DALLA PLASTICA A FONDAZIONE ARENA

Premiate le tesi
dedicate a Verona

13/11/2019 18:00

Dalla Fondazione Arena alla plastica, dal parco delle fortificazioni dell’Adige all’ecosistema urbano della città: sono queste alcune delle tematiche, di grande attualità, affrontate nelle tesi premiate, in sala Gozzi di palazzo Barbieri.

Si è tenuta questa pomeriggio, infatti, la cerimonia di consegna delle borse di studio “Premio Città di Verona”, per tesi di laurea magistrale dedicate alla nostra città e discusse nel corso del 2018. A premiare gli studenti autori delle tesi è stata l’assessore alle Politiche giovanili Francesca Briani. Il “Premio Città di Verona”, voluto dall’Amministrazione, mette a disposizione cinque borse di studio del valore di mille euro ciascuna, per gli autori di tesi di carattere letterario, storico, artistico (architettura e ingegneria), giuridico, socio-politico-economico, psico-pedagogico e scientifico che abbiano ottenuto una votazione di laurea non inferiore a 110. È stata, inoltre, consegnata una medaglia di merito a tre giovani laureati, le cui tesi sono state ritenute meritevoli di riconoscimento pubblico.

“Le tesi esaminate e premiate – ha detto l’assessore Briani – sono di grande interesse per il nostro territorio e, soprattutto, molto attuali. I lavori degli studenti sono stati in grado di approfondire aspetti molto importanti e di proporre sfaccettature di indagine e punti di vista innovativi per Verona e il suo territorio”.

I giovani vincitori della borsa di studio sono Martina Benin per la tesi “Comunicare la sostenibilità della plastica: prospettive di analisi a confronto”; Marzia Guidoni per la tesi “La Fondazione Arena di Verona tra glorie passate e sfide attuali”; Michele Brunelli per la tesi “Il parco delle fortificazioni di Verona.

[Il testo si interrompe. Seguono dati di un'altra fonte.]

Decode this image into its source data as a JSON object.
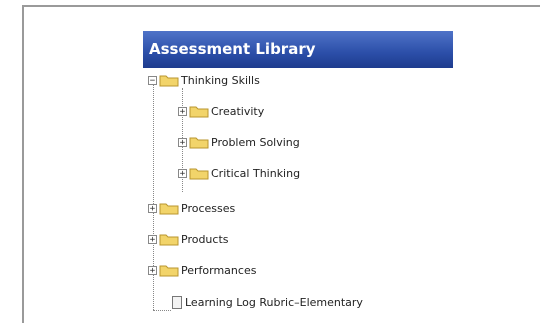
{
  "library": {
    "title": "Assessment Library",
    "tree": [
      {
        "label": "Thinking Skills",
        "toggle": "−",
        "icon": "folder-icon"
      },
      {
        "label": "Creativity",
        "toggle": "+",
        "icon": "folder-icon"
      },
      {
        "label": "Problem Solving",
        "toggle": "+",
        "icon": "folder-icon"
      },
      {
        "label": "Critical Thinking",
        "toggle": "+",
        "icon": "folder-icon"
      },
      {
        "label": "Processes",
        "toggle": "+",
        "icon": "folder-icon"
      },
      {
        "label": "Products",
        "toggle": "+",
        "icon": "folder-icon"
      },
      {
        "label": "Performances",
        "toggle": "+",
        "icon": "folder-icon"
      },
      {
        "label": "Learning Log Rubric–Elementary",
        "icon": "document-icon"
      }
    ]
  },
  "colors": {
    "title_bg": "#2b4ea8",
    "folder": "#f2d46a"
  }
}
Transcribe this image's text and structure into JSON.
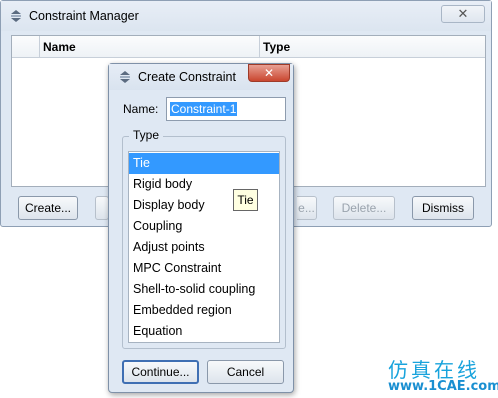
{
  "constraint_manager": {
    "title": "Constraint Manager",
    "close_glyph": "✕",
    "columns": [
      "Name",
      "Type"
    ],
    "buttons": {
      "create": "Create...",
      "edit": "",
      "copy": "",
      "rename": "e...",
      "delete": "Delete...",
      "dismiss": "Dismiss"
    }
  },
  "create_constraint": {
    "title": "Create Constraint",
    "close_glyph": "✕",
    "name_label": "Name:",
    "name_value": "Constraint-1",
    "type_legend": "Type",
    "types": [
      "Tie",
      "Rigid body",
      "Display body",
      "Coupling",
      "Adjust points",
      "MPC Constraint",
      "Shell-to-solid coupling",
      "Embedded region",
      "Equation"
    ],
    "selected_type": "Tie",
    "tooltip": "Tie",
    "buttons": {
      "continue": "Continue...",
      "cancel": "Cancel"
    }
  },
  "watermark": {
    "chinese": "仿真在线",
    "url": "www.1CAE.com"
  },
  "colors": {
    "selection": "#3399ff",
    "window_bg": "#dfe8f3",
    "close_red": "#c9462f",
    "watermark": "#18a3dc"
  },
  "icons": {
    "window_icon": "abaqus-window-icon"
  }
}
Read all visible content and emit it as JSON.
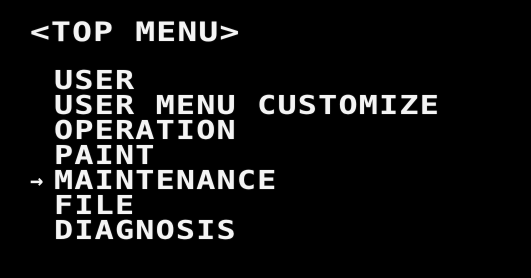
{
  "screen": {
    "title": "<TOP MENU>",
    "cursor_glyph": "→",
    "selected_index": 4,
    "items": [
      {
        "label": "USER"
      },
      {
        "label": "USER MENU CUSTOMIZE"
      },
      {
        "label": "OPERATION"
      },
      {
        "label": "PAINT"
      },
      {
        "label": "MAINTENANCE"
      },
      {
        "label": "FILE"
      },
      {
        "label": "DIAGNOSIS"
      }
    ]
  },
  "colors": {
    "background": "#000000",
    "text": "#f4f4f4"
  }
}
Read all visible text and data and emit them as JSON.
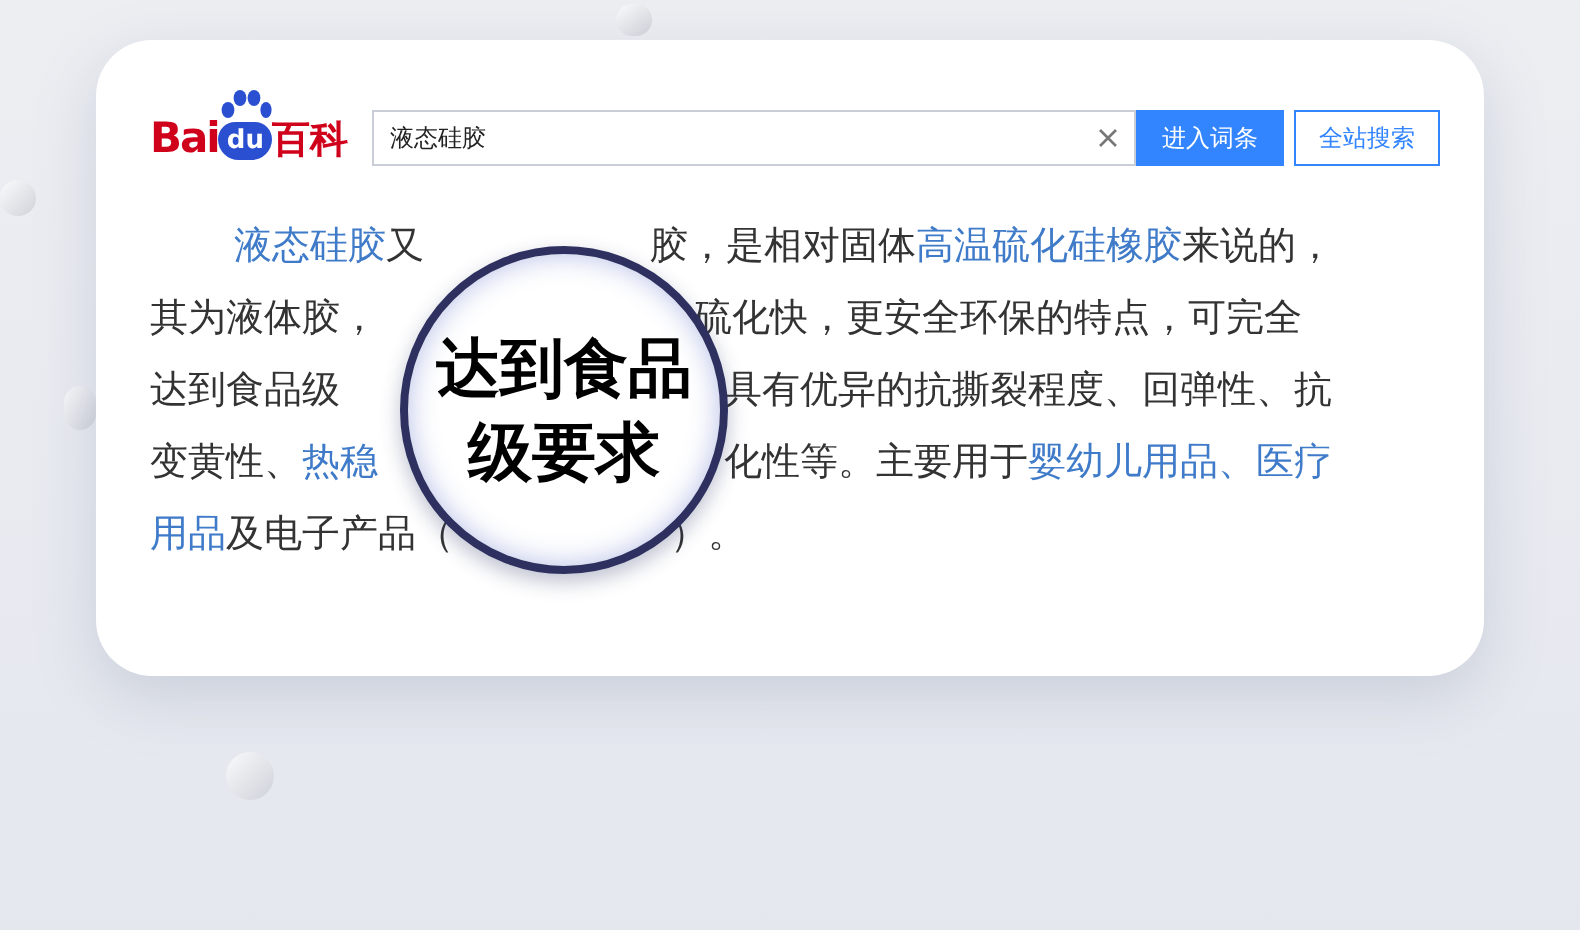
{
  "logo": {
    "text_left": "Bai",
    "text_mark": "du",
    "text_right": "百科"
  },
  "search": {
    "value": "液态硅胶"
  },
  "buttons": [
    {
      "label": "进入词条",
      "kind": "primary"
    },
    {
      "label": "全站搜索",
      "kind": "outline"
    }
  ],
  "paragraph": {
    "lines": [
      [
        [
          {
            "text": "液态硅胶",
            "link": true
          },
          {
            "text": "又",
            "link": false
          }
        ],
        [
          {
            "text": "胶，是相对固体",
            "link": false
          },
          {
            "text": "高温硫化硅橡胶",
            "link": true
          },
          {
            "text": "来说的，",
            "link": false
          }
        ]
      ],
      [
        [
          {
            "text": "其为液体胶，",
            "link": false
          }
        ],
        [
          {
            "text": "硫化快，更安全环保的特点，可完全",
            "link": false
          }
        ]
      ],
      [
        [
          {
            "text": "达到食品级",
            "link": false
          }
        ],
        [
          {
            "text": "具有优异的抗撕裂程度、回弹性、抗",
            "link": false
          }
        ]
      ],
      [
        [
          {
            "text": "变黄性、",
            "link": false
          },
          {
            "text": "热稳",
            "link": true
          }
        ],
        [
          {
            "text": "化性等。主要用于",
            "link": false
          },
          {
            "text": "婴幼儿用品、医疗",
            "link": true
          }
        ]
      ],
      [
        [
          {
            "text": "用品",
            "link": true
          },
          {
            "text": "及电子产品（",
            "link": false
          }
        ],
        [
          {
            "text": "）。",
            "link": false
          }
        ]
      ]
    ]
  },
  "magnifier": {
    "lines": [
      "达到食品",
      "级要求"
    ]
  }
}
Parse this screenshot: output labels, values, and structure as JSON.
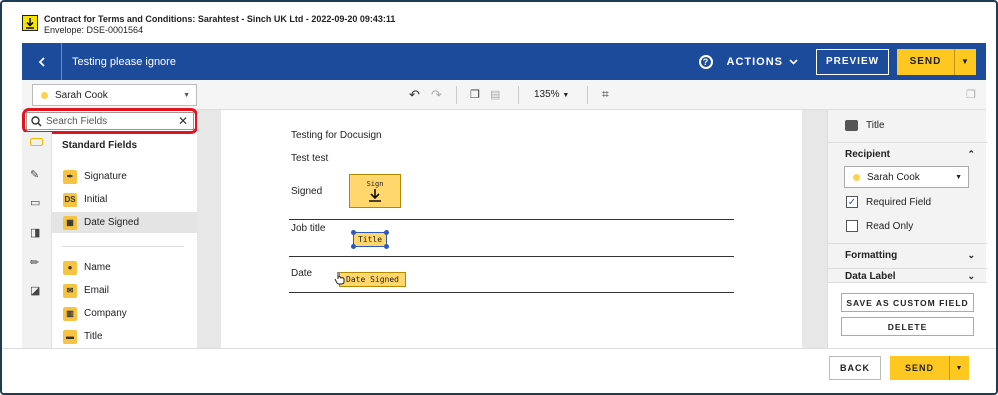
{
  "header": {
    "title": "Contract for Terms and Conditions: Sarahtest - Sinch UK Ltd - 2022-09-20 09:43:11",
    "envelope": "Envelope: DSE-0001564"
  },
  "topbar": {
    "title": "Testing please ignore",
    "actions_label": "ACTIONS",
    "preview_label": "PREVIEW",
    "send_label": "SEND",
    "accent": "#1c4b9c",
    "send_color": "#ffc820"
  },
  "toolbar": {
    "recipient": "Sarah Cook",
    "zoom": "135%"
  },
  "fields_panel": {
    "search_placeholder": "Search Fields",
    "section_title": "Standard Fields",
    "items": [
      {
        "label": "Signature",
        "icon": "pen-icon"
      },
      {
        "label": "Initial",
        "icon": "DS"
      },
      {
        "label": "Date Signed",
        "icon": "calendar-icon",
        "selected": true
      },
      {
        "label": "Name",
        "icon": "person-icon"
      },
      {
        "label": "Email",
        "icon": "envelope-icon"
      },
      {
        "label": "Company",
        "icon": "building-icon"
      },
      {
        "label": "Title",
        "icon": "briefcase-icon"
      }
    ]
  },
  "document": {
    "line1": "Testing for Docusign",
    "line2": "Test test",
    "signed_label": "Signed",
    "sign_tag": "Sign",
    "job_title_label": "Job title",
    "title_tag": "Title",
    "date_label": "Date",
    "date_tag": "Date Signed"
  },
  "properties": {
    "field_type": "Title",
    "recipient_heading": "Recipient",
    "recipient_value": "Sarah Cook",
    "required_label": "Required Field",
    "required_checked": true,
    "readonly_label": "Read Only",
    "readonly_checked": false,
    "formatting_heading": "Formatting",
    "data_label_heading": "Data Label",
    "save_custom_label": "SAVE AS CUSTOM FIELD",
    "delete_label": "DELETE"
  },
  "footer": {
    "back_label": "BACK",
    "send_label": "SEND"
  }
}
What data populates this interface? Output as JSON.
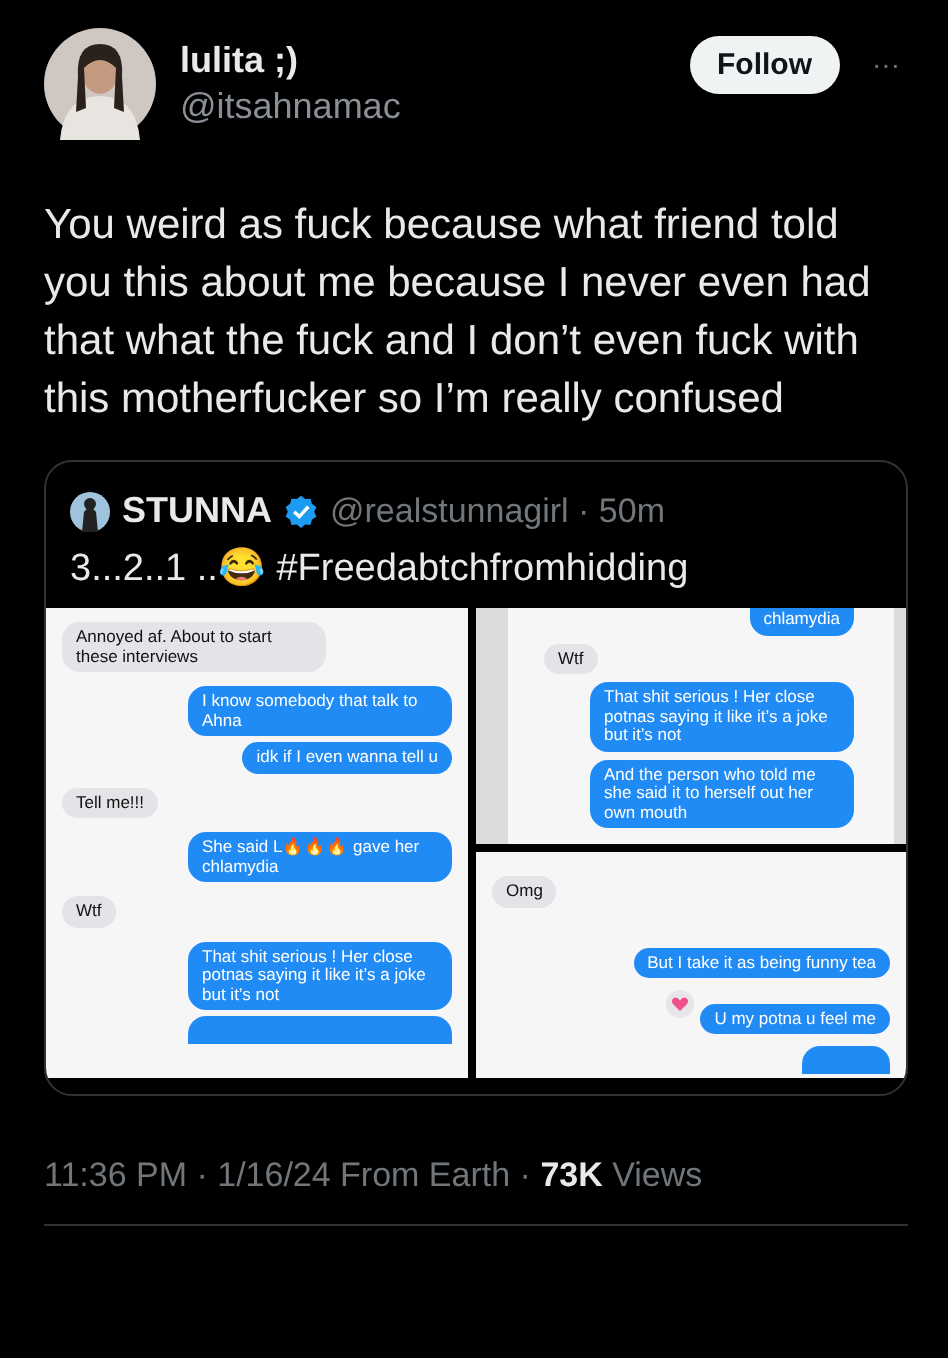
{
  "author": {
    "name": "lulita ;)",
    "handle": "@itsahnamac"
  },
  "follow_button": "Follow",
  "more_button": "···",
  "text": "You weird as fuck because what friend told you this about me because I never even had that what the fuck and I don’t even fuck with this motherfucker so I’m really confused",
  "quote": {
    "name": "STUNNA",
    "handle_time": "@realstunnagirl · 50m",
    "text": "3...2..1 ..😂 #Freedabtchfromhidding",
    "screenshots": [
      {
        "messages": [
          {
            "kind": "received",
            "text": "Annoyed af. About to start these interviews",
            "cut_off": false,
            "hearted": false
          },
          {
            "kind": "sent",
            "text": "I know somebody that talk to Ahna",
            "cut_off": false,
            "hearted": false
          },
          {
            "kind": "sent",
            "text": "idk if I even wanna tell u",
            "cut_off": false,
            "hearted": false
          },
          {
            "kind": "received",
            "text": "Tell me!!!",
            "cut_off": false,
            "hearted": false
          },
          {
            "kind": "sent",
            "text": "She said L🔥🔥🔥 gave her chlamydia",
            "cut_off": false,
            "hearted": false
          },
          {
            "kind": "received",
            "text": "Wtf",
            "cut_off": false,
            "hearted": false
          },
          {
            "kind": "sent",
            "text": "That shit serious ! Her close potnas saying it like it’s a joke but it’s not",
            "cut_off": false,
            "hearted": false
          },
          {
            "kind": "sent",
            "cut_off": true,
            "hearted": false
          }
        ]
      },
      {
        "messages": [
          {
            "kind": "sent",
            "text": "chlamydia",
            "cut_off": true,
            "hearted": false
          },
          {
            "kind": "received",
            "text": "Wtf",
            "cut_off": false,
            "hearted": false
          },
          {
            "kind": "sent",
            "text": "That shit serious ! Her close potnas saying it like it’s a joke but it’s not",
            "cut_off": false,
            "hearted": false
          },
          {
            "kind": "sent",
            "text": "And the person who told me she said it to herself out her own mouth",
            "cut_off": false,
            "hearted": false
          }
        ]
      },
      {
        "messages": [
          {
            "kind": "received",
            "text": "Omg",
            "cut_off": false,
            "hearted": false
          },
          {
            "kind": "sent",
            "text": "But I take it as being funny tea",
            "cut_off": false,
            "hearted": false
          },
          {
            "kind": "sent",
            "text": "U my potna u feel me",
            "cut_off": false,
            "hearted": true
          },
          {
            "kind": "sent",
            "cut_off": true,
            "hearted": false
          }
        ]
      }
    ]
  },
  "footer": "11:36 PM · 1/16/24 From Earth · **73K** Views"
}
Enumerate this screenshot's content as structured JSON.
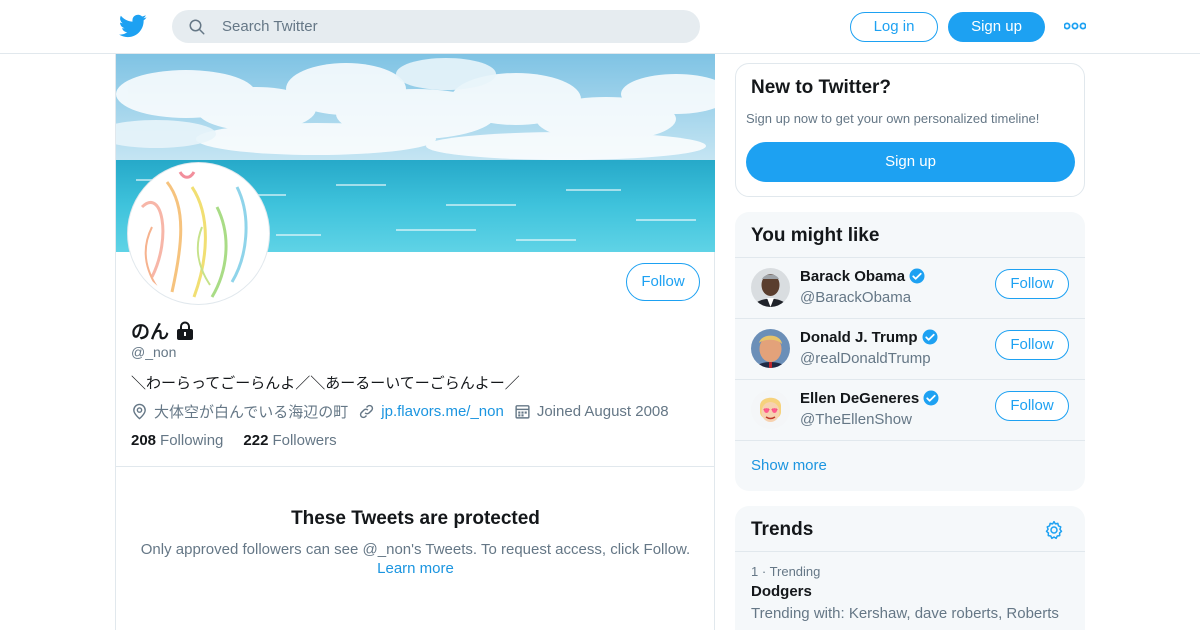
{
  "header": {
    "search_placeholder": "Search Twitter",
    "login_label": "Log in",
    "signup_label": "Sign up",
    "icons": [
      "twitter-bird-icon",
      "search-icon",
      "more-icon"
    ]
  },
  "profile": {
    "display_name": "のん",
    "handle": "@_non",
    "bio": "＼わーらってごーらんよ／＼あーるーいてーごらんよー／",
    "location": "大体空が白んでいる海辺の町",
    "website": "jp.flavors.me/_non",
    "joined": "Joined August 2008",
    "following_count": "208",
    "following_label": "Following",
    "followers_count": "222",
    "followers_label": "Followers",
    "follow_label": "Follow",
    "protected_title": "These Tweets are protected",
    "protected_desc": "Only approved followers can see @_non's Tweets. To request access, click Follow.",
    "learn_more": "Learn more",
    "icons": [
      "lock-icon",
      "location-icon",
      "link-icon",
      "calendar-icon"
    ]
  },
  "new_to_twitter": {
    "title": "New to Twitter?",
    "desc": "Sign up now to get your own personalized timeline!",
    "button": "Sign up"
  },
  "you_might_like": {
    "title": "You might like",
    "items": [
      {
        "name": "Barack Obama",
        "handle": "@BarackObama",
        "follow": "Follow",
        "verified": true
      },
      {
        "name": "Donald J. Trump",
        "handle": "@realDonaldTrump",
        "follow": "Follow",
        "verified": true
      },
      {
        "name": "Ellen DeGeneres",
        "handle": "@TheEllenShow",
        "follow": "Follow",
        "verified": true
      }
    ],
    "show_more": "Show more"
  },
  "trends": {
    "title": "Trends",
    "items": [
      {
        "rank": "1",
        "meta": "Trending",
        "name": "Dodgers",
        "with": "Trending with: Kershaw, dave roberts, Roberts"
      }
    ]
  },
  "colors": {
    "accent": "#1da1f2",
    "link": "#1b95e0",
    "secondary_text": "#657786",
    "border": "#e1e8ed",
    "card_bg": "#f5f8fa"
  }
}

La riqualificazione della cinta magistrale a destra dell’Adige”; Gaia Carbon per la tesi “Burnout e regolazione delle emozioni negative nei volontari di Croce Verde Verona”; Marcello Pecorari per “L’ecosistema urbano veronese: criticità e soluzioni per un piano di resilienza urbana contro la crisi ambientale e di valorizzazione del patrimonio cittadino”.

Sono stati giudicati meritevoli di ottenere la medaglia di merito Elvira Castelli, Matteo De Carli e Giovanni Battista Teriaca. La commissione che ha giudicato le tesi era composta dall’architetto Marco Ardielli, dalla professoressa Barbara Gaudenzi, dalla dottoressa Antonella Elena Rossi, dall’ingegner Alberto Sartori e dalla dottoressa Marino Spallino. A presiederla il dirigente delle Politiche giovanili Alessandro Pignatelli.